O’Neil froze. He scooted back in his chair. No! Oh, hell. The unsub had been through Dance’s car. He’d gotten her ID, knew where she lived. Had followed her. And had seen her and Jon Boling together. That was how he’d known to target Boling, tamper with his bike. And—

Another thought hit him. Dance had told him she’d had flyers about the event in her vehicle. The unsub could easily have seen them.

A school auditorium. A perfect venue for an attack.

He grabbed his phone and called Central Dispatch.

‘Hello?’

‘Sharon. Michael O’Neil. There’s a possible two-four-five in progress at Pacific Hills Grade School. PG. Have units roll up silent. I’m going to get more info and I’ll advise through you.’

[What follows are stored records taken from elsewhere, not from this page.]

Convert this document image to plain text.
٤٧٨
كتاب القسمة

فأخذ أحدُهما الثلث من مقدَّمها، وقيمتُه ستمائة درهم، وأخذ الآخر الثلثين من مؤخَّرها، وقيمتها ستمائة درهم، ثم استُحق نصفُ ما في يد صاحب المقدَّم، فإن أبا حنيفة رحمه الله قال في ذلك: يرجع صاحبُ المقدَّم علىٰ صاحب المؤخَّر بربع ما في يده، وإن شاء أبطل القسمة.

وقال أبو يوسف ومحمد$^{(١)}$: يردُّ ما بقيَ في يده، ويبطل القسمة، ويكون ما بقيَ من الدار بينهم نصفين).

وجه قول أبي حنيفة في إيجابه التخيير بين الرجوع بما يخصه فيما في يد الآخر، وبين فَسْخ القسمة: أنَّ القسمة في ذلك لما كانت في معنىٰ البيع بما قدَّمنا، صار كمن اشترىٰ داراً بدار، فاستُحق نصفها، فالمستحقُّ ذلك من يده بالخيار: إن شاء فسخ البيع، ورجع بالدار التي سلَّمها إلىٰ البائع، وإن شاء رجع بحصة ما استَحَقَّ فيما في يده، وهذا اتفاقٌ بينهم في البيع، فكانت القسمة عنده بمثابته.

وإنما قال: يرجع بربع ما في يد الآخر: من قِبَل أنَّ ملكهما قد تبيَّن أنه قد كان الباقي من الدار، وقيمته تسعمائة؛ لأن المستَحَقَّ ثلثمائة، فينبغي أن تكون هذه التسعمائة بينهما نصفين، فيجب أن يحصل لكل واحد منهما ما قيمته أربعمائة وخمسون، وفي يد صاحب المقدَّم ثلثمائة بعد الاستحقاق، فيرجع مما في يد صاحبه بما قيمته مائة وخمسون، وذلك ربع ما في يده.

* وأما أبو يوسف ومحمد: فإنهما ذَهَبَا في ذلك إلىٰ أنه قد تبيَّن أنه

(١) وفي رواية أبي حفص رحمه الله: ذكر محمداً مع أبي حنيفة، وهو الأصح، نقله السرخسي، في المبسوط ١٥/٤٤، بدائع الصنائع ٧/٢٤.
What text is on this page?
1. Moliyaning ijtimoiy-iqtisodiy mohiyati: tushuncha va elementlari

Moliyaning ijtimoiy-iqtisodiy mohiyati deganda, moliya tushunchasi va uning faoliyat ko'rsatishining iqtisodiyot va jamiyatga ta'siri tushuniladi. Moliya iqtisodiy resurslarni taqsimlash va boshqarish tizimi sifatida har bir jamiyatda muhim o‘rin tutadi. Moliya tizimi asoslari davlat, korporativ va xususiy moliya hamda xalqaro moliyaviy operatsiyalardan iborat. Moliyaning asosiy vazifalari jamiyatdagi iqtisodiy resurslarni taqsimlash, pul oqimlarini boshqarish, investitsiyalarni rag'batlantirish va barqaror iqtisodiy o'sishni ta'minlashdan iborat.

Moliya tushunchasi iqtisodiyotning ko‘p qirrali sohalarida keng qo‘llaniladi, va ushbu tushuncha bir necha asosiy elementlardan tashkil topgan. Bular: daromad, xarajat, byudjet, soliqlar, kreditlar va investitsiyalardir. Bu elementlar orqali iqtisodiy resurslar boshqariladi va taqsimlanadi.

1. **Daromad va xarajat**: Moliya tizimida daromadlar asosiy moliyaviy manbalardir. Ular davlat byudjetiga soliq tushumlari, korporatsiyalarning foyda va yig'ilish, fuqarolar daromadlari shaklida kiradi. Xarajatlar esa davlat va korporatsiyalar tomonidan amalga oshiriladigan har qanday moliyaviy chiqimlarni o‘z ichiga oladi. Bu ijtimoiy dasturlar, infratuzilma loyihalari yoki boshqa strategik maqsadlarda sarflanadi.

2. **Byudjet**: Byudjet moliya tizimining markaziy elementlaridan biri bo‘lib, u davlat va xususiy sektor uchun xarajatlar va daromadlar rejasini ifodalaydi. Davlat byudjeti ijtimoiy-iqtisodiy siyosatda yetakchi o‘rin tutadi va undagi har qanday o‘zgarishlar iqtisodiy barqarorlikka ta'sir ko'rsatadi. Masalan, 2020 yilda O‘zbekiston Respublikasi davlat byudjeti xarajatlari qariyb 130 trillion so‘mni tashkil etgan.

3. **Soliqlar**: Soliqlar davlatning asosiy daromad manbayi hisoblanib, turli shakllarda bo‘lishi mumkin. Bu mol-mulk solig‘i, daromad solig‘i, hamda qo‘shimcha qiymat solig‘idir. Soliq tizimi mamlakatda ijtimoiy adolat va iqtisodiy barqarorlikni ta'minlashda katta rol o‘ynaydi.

‘Roger. I’ll get ’em rolling. And await further.’

They disconnected.

How to handle it? If he ordered an evacuation and the unsub had locked the doors already, that might result in the very stampede and crush that O’Neil had to avoid.

Or was it even too late to do anything?

He’d call Dance and warn her. She could see if there was a way to get the parents and children out quietly before the unsub made a move.

O’Neil grabbed his mobile and hit speed-dial button one.